[Math] Regarding Cayley Graphs of Property (T) Groups

dg.differential-geometrygr.group-theoryoa.operator-algebrasrt.representation-theoryunitary-representations

A well-known application of Kazhdan's Property (T) is the construction of expander graphs. Background on this is discussed, for example, in this post on Terry Tao's blog. Essentially, Cayley graphs of finite quotients of property (T) groups can give us families of expanders (see Exercise 14 of Tao's blog post). The construction seems to critically use the finite quotients to obtain the unitary representations required to employ the definition of property (T). It would be very nice to have an answer to the following:

Question: Is any of the behavior of expander graphs reflected in the (infinite) Cayley graph of a property (T) group with respect to a finite, symmetric generating set?

Please provide a reference to anything in the literature that sheds some light on this.

A somewhat broader (related) question that may be helpful:

What are some qualitative properties of the Cayley graph of a property (T) group?

For example, does the Cayley graph of a property (T) group exhibit any sort of (local) concentration of measure phenomena using the word metric w.r.t. a finite generating set?

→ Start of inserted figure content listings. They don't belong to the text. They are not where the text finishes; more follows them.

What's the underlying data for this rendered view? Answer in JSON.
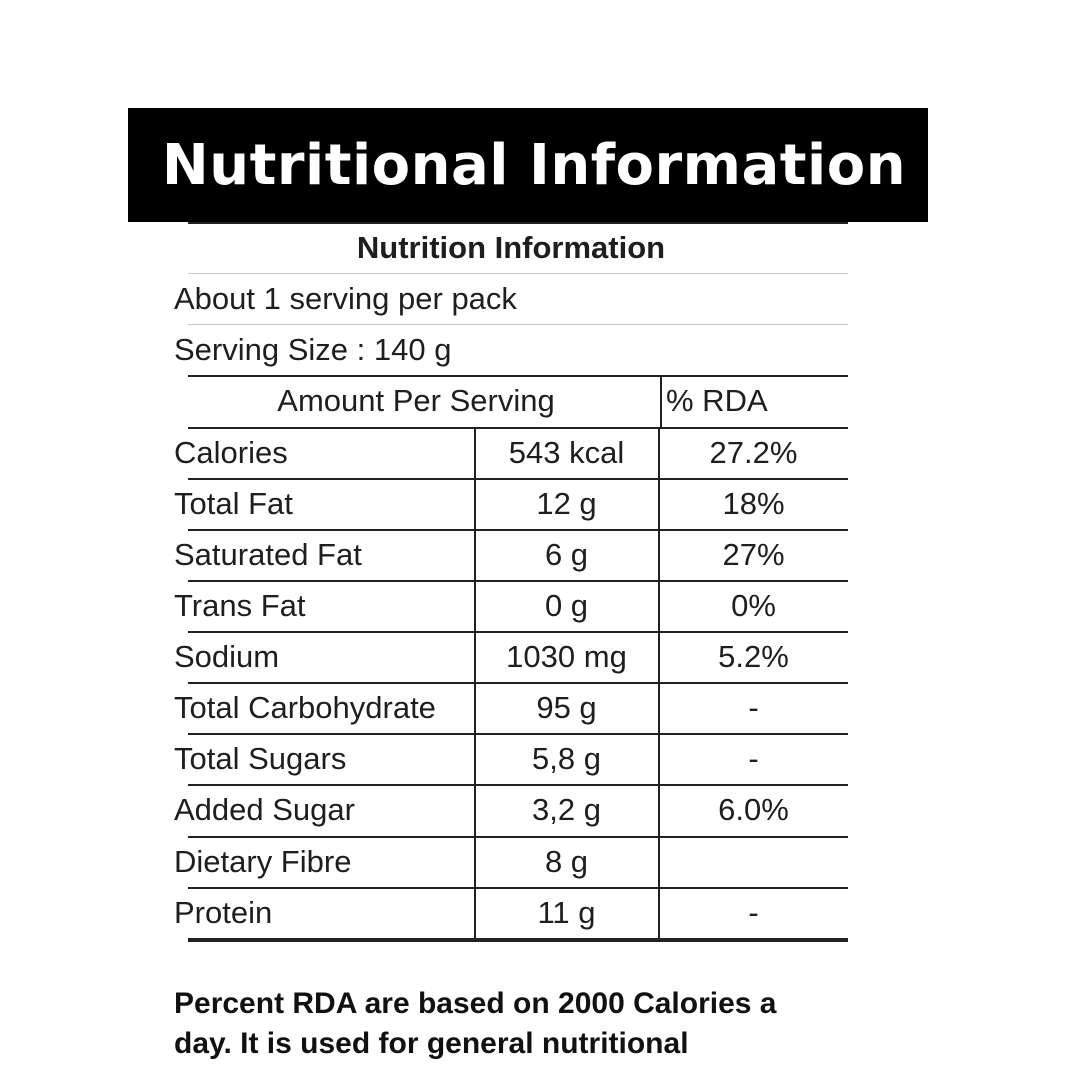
{
  "banner": {
    "title": "Nutritional Information"
  },
  "label": {
    "title": "Nutrition Information",
    "servings_per_pack": "About  1 serving per pack",
    "serving_size": "Serving Size : 140 g",
    "header": {
      "amount": "Amount Per  Serving",
      "rda": "% RDA"
    },
    "rows": [
      {
        "name": "Calories",
        "amount": "543 kcal",
        "rda": "27.2%"
      },
      {
        "name": "Total Fat",
        "amount": "12 g",
        "rda": "18%"
      },
      {
        "name": "Saturated Fat",
        "amount": "6 g",
        "rda": "27%"
      },
      {
        "name": "Trans Fat",
        "amount": "0 g",
        "rda": "0%"
      },
      {
        "name": "Sodium",
        "amount": "1030 mg",
        "rda": "5.2%"
      },
      {
        "name": "Total Carbohydrate",
        "amount": "95 g",
        "rda": "-"
      },
      {
        "name": "Total Sugars",
        "amount": "5,8 g",
        "rda": "-"
      },
      {
        "name": "Added Sugar",
        "amount": "3,2 g",
        "rda": "6.0%"
      },
      {
        "name": "Dietary Fibre",
        "amount": "8 g",
        "rda": ""
      },
      {
        "name": "Protein",
        "amount": "11 g",
        "rda": "-"
      }
    ],
    "footnote_line1": "Percent RDA are based on 2000 Calories a",
    "footnote_line2": "day. It is used for general nutritional"
  }
}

What are some useful intuitions for the Cayley graph of a property (T) group? (Here I'm wondering if there is anything akin to the image of "thin triangles" for hyperbolic groups.)

Best Answer

If Kazhdan's property (T) is reflected in the structure of the Cayley graph, then not in a very geometric way.

Steve Gersten (that is what I read in the book by B. Bekka, P. de la Harpe and A. Valette) was the first who found that Kazhdan's property (T) is not invariant under quasi-isometry. The reason is not complicated. If a central extension $$1 \to \mathbb Z \to \Gamma \to \Lambda $$ is obtained from a bounded cocycle $c \colon \Lambda \times \Lambda \to \mathbb Z$, then $\Gamma$ is quasi-isometric to $\Lambda \times \mathbb Z$. This situation arises for $\Lambda$ a cocompact lattice in a simple real Lie group with infinite fundamental group; such as $SU(2,2)$. Then, $\Gamma$ is the inverse image of $\Lambda$ in the universal covering. In this situation, one actually obtains (for suitable generating sets) a bi-Lipschitz equivalence of Cayley graphs.

Now, $\Lambda \times \mathbb Z$ does not have Kazhdan's property (T) since it surjects onto $\mathbb Z$, but $\Gamma$ has Kazhdan's property (T) inheriting it from the universal cover of $SU(2,2)$.